If you’ve never dealt with a factory before, MOQ feels like the first invisible wall you hit.

You come in with a design, maybe a tech pack, maybe just a rough idea, for american garment manufacturers. You’re excited. You’re ready to launch. Then the manufacturer says something like “minimum 300 pieces per style.”
That’s when reality kicks in.
Now you’re not thinking about creativity anymore. You’re thinking about money sitting in boxes, unsold inventory, and whether people will even like what you made.
I’ve seen a lot of first-time founders working with clothing manufacturers for startups get stuck right here. Not because their ideas were bad, but because the production structure didn’t match where they were as a business.
That’s exactly where low MOQ manufacturing starts to matter.
MOQ stands for Minimum Order Quantity. On paper, it’s simple. It’s the smallest number of units a factory is willing to produce in one order.
But in real life, MOQ is not just a number. It’s a reflection of how the factory operates.
Every production run involves setup time, labor planning, material sourcing, machine allocation, and quality control. Whether you produce 30 pieces or 300, a lot of that effort stays the same.
So factories set MOQs to make sure the job is worth their time.

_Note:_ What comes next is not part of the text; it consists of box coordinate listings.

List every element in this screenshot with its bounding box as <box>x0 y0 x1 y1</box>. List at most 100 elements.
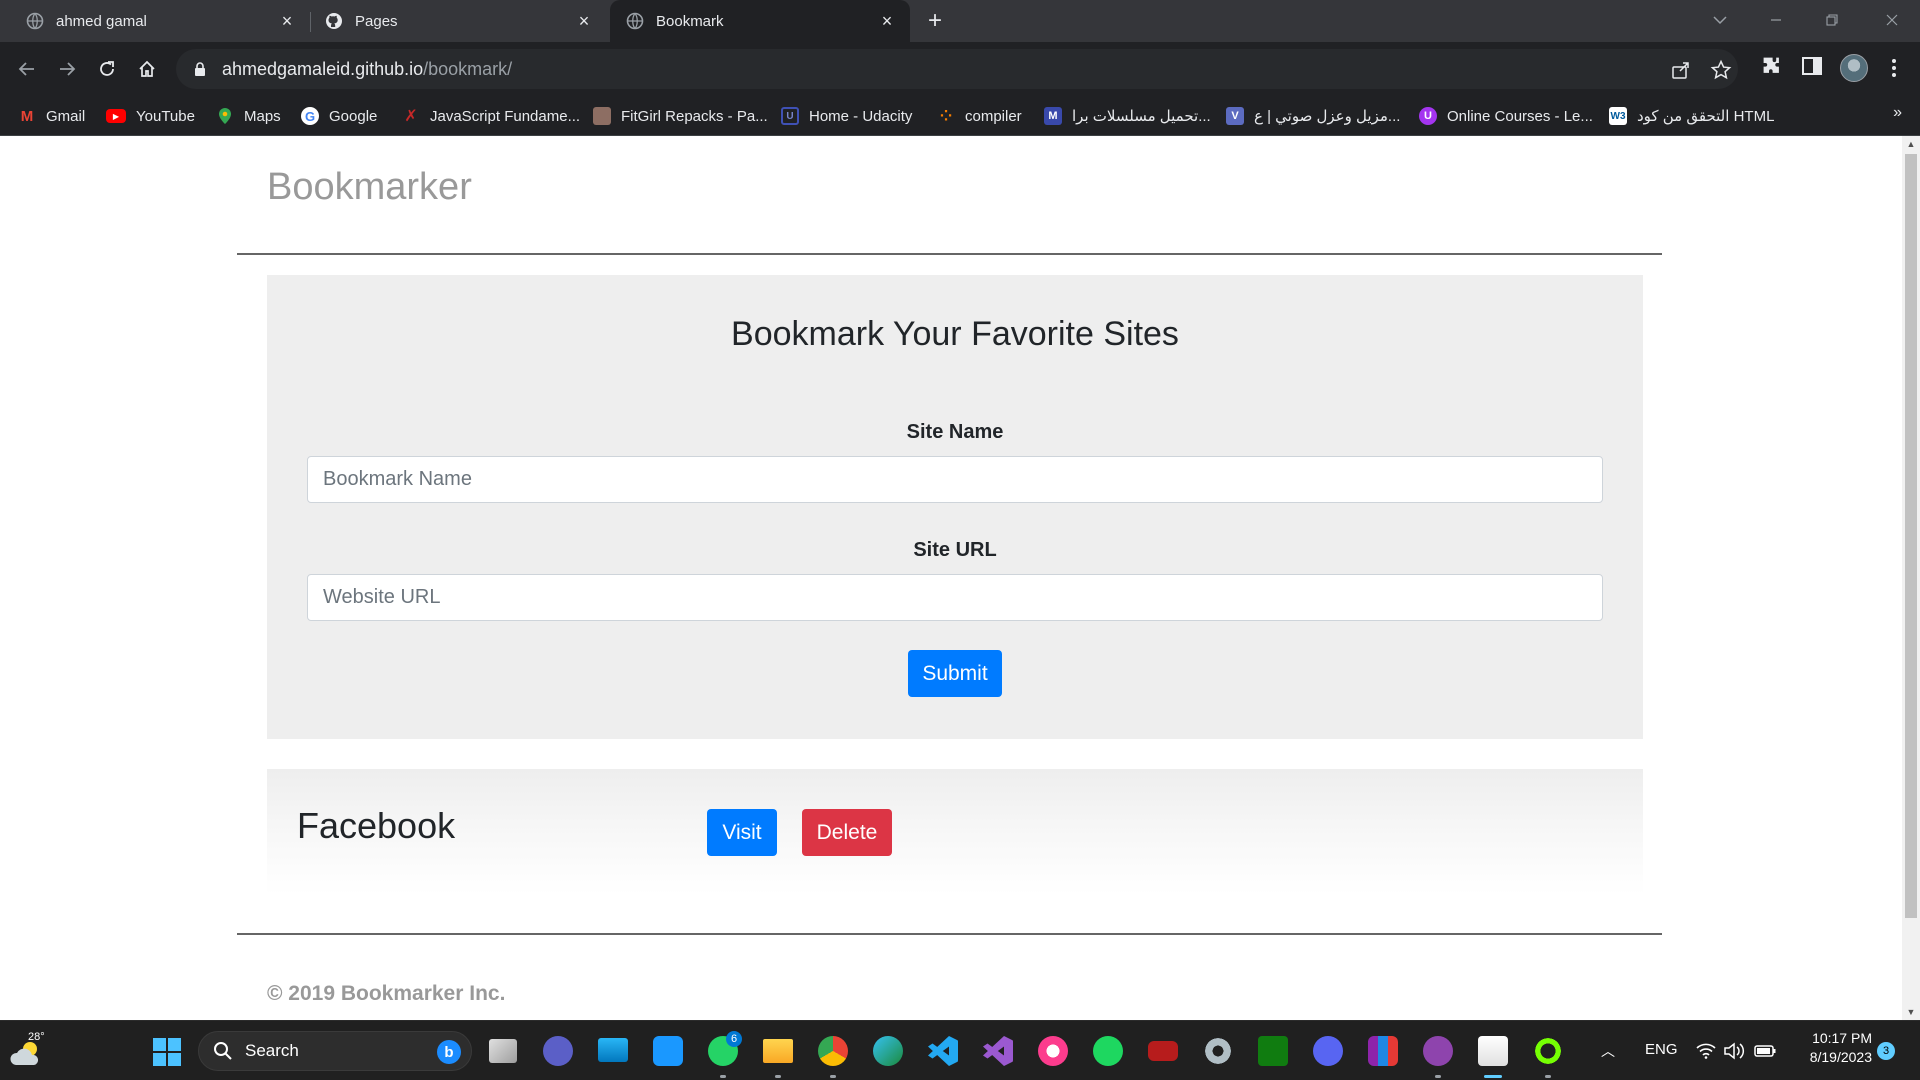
forward-button[interactable] <box>52 54 82 84</box>
itunes-icon[interactable] <box>1038 1036 1068 1066</box>
visit-button[interactable]: Visit <box>707 809 777 856</box>
close-icon[interactable]: × <box>878 11 896 31</box>
file-explorer-icon[interactable] <box>763 1039 793 1063</box>
bookmark-compiler[interactable]: ⁘ compiler <box>937 104 1022 128</box>
bookmark-w3c[interactable]: W3 التحقق من كود HTML <box>1609 104 1774 128</box>
scroll-up-arrow-icon[interactable]: ▲ <box>1902 136 1920 152</box>
settings-gear-icon[interactable] <box>1203 1036 1233 1066</box>
close-window-button[interactable] <box>1864 0 1920 40</box>
bookmark-google[interactable]: G Google <box>301 104 377 128</box>
tab-ahmed-gamal[interactable]: ahmed gamal × <box>0 0 310 42</box>
prime-video-icon[interactable] <box>653 1036 683 1066</box>
tab-strip: ahmed gamal × Pages × Bookmark × + <box>0 0 1920 42</box>
globe-icon <box>26 12 44 30</box>
star-icon[interactable] <box>1710 59 1732 81</box>
site-name-input[interactable] <box>307 456 1603 503</box>
search-label: Search <box>245 1041 299 1060</box>
restore-icon <box>1826 14 1838 26</box>
task-view-icon[interactable] <box>489 1039 517 1063</box>
home-button[interactable] <box>132 54 162 84</box>
extensions-icon[interactable] <box>1760 54 1784 78</box>
game-app-icon[interactable] <box>1148 1041 1178 1061</box>
bookmark-label: YouTube <box>136 107 195 125</box>
edge-icon[interactable] <box>873 1036 903 1066</box>
tab-pages[interactable]: Pages × <box>311 0 607 42</box>
wifi-icon[interactable] <box>1696 1043 1716 1059</box>
reload-button[interactable] <box>92 54 122 84</box>
remote-desktop-icon[interactable] <box>598 1038 628 1062</box>
url-path: /bookmark/ <box>423 58 513 79</box>
menu-button[interactable] <box>1882 54 1906 82</box>
github-desktop-icon[interactable] <box>1423 1036 1453 1066</box>
bookmark-gmail[interactable]: M Gmail <box>18 104 85 128</box>
share-icon[interactable] <box>1670 59 1692 81</box>
chrome-icon[interactable] <box>818 1036 848 1066</box>
scrollbar-thumb[interactable] <box>1905 154 1917 918</box>
new-tab-button[interactable]: + <box>922 7 948 34</box>
bookmark-udemy[interactable]: U Online Courses - Le... <box>1419 104 1593 128</box>
bookmark-series[interactable]: M تحميل مسلسلات برا... <box>1044 104 1211 128</box>
volume-icon[interactable] <box>1723 1042 1745 1060</box>
bookmark-voice[interactable]: V مزيل وعزل صوتي | ع... <box>1226 104 1400 128</box>
clock-time: 10:17 PM <box>1812 1030 1872 1046</box>
bookmark-label: التحقق من كود HTML <box>1637 108 1775 125</box>
spotify-icon[interactable] <box>1093 1036 1123 1066</box>
site-url-input[interactable] <box>307 574 1603 621</box>
media-app-icon[interactable] <box>1533 1036 1563 1066</box>
clock-date: 8/19/2023 <box>1809 1049 1872 1065</box>
reload-icon <box>100 61 114 76</box>
back-button[interactable] <box>12 54 42 84</box>
page-scrollbar[interactable]: ▲ ▼ <box>1902 136 1920 1020</box>
globe-icon <box>626 12 644 30</box>
delete-button[interactable]: Delete <box>802 809 892 856</box>
xbox-icon[interactable] <box>1258 1036 1288 1066</box>
teams-chat-icon[interactable] <box>543 1036 573 1066</box>
input-language[interactable]: ENG <box>1645 1041 1678 1058</box>
weather-widget[interactable]: 28° <box>10 1031 50 1071</box>
taskbar-search[interactable]: Search b <box>198 1031 472 1071</box>
scroll-down-arrow-icon[interactable]: ▼ <box>1902 1004 1920 1020</box>
bookmark-udacity[interactable]: U Home - Udacity <box>781 104 912 128</box>
submit-button[interactable]: Submit <box>908 650 1002 697</box>
more-bookmarks-chevron-icon[interactable]: » <box>1893 104 1902 122</box>
lock-icon[interactable] <box>192 61 208 77</box>
side-panel-icon[interactable] <box>1800 54 1824 78</box>
bookmark-maps[interactable]: Maps <box>216 104 281 128</box>
tab-bookmark[interactable]: Bookmark × <box>610 0 910 42</box>
bookmark-label: Online Courses - Le... <box>1447 107 1593 125</box>
notification-badge[interactable]: 3 <box>1877 1042 1895 1060</box>
close-icon[interactable]: × <box>278 11 296 31</box>
bookmark-youtube[interactable]: ▶ YouTube <box>106 104 195 128</box>
address-bar[interactable]: ahmedgamaleid.github.io/bookmark/ <box>176 49 1738 89</box>
winrar-icon[interactable] <box>1368 1036 1398 1066</box>
restore-button[interactable] <box>1804 0 1860 40</box>
url-host: ahmedgamaleid.github.io <box>222 58 424 79</box>
close-icon <box>1886 14 1898 26</box>
tray-overflow-chevron-icon[interactable]: ︿ <box>1601 1041 1615 1061</box>
battery-icon[interactable] <box>1753 1043 1777 1059</box>
back-arrow-icon <box>18 62 34 76</box>
vscode-icon[interactable] <box>928 1036 958 1066</box>
start-button[interactable] <box>152 1037 182 1067</box>
running-indicator <box>1435 1075 1441 1078</box>
bookmark-fitgirl[interactable]: FitGirl Repacks - Pa... <box>593 104 768 128</box>
menu-dots-icon <box>1892 66 1896 70</box>
forward-arrow-icon <box>60 62 76 76</box>
w3c-icon: W3 <box>1609 107 1627 125</box>
udemy-icon: U <box>1419 107 1437 125</box>
discord-icon[interactable] <box>1313 1036 1343 1066</box>
minimize-button[interactable] <box>1748 0 1804 40</box>
running-indicator <box>720 1075 726 1078</box>
snipping-tool-icon[interactable] <box>1478 1036 1508 1066</box>
clock[interactable]: 10:17 PM 8/19/2023 <box>1792 1030 1872 1065</box>
cloudy-moon-icon <box>10 1042 39 1065</box>
bookmark-javascript[interactable]: ✗ JavaScript Fundame... <box>402 104 580 128</box>
running-indicator <box>1545 1075 1551 1078</box>
visual-studio-icon[interactable] <box>983 1036 1013 1066</box>
tab-search-button[interactable] <box>1692 0 1748 40</box>
home-icon <box>139 60 155 77</box>
profile-avatar[interactable] <box>1840 54 1868 82</box>
footer-copyright: © 2019 Bookmarker Inc. <box>267 982 506 1005</box>
bookmark-label: Google <box>329 107 378 125</box>
close-icon[interactable]: × <box>575 11 593 31</box>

When a factory says 300 units, they’re not being difficult. They’re protecting their margins and keeping their production efficient.
This is something most startup guides completely gloss over.
Factories are not just sewing clothes. They’re running a system.
They have cutters, sewers, finishers, supervisors, and machines that need to stay busy. Idle time costs money. Small orders disrupt flow. Frequent changeovers slow everything down.
Even fabric sourcing plays a role. Many fabric mills won’t sell small quantities either, so the manufacturer is already committing upfront.
So MOQ exists because small orders create friction across the entire production chain.
Once you understand that, negotiation starts to make more sense.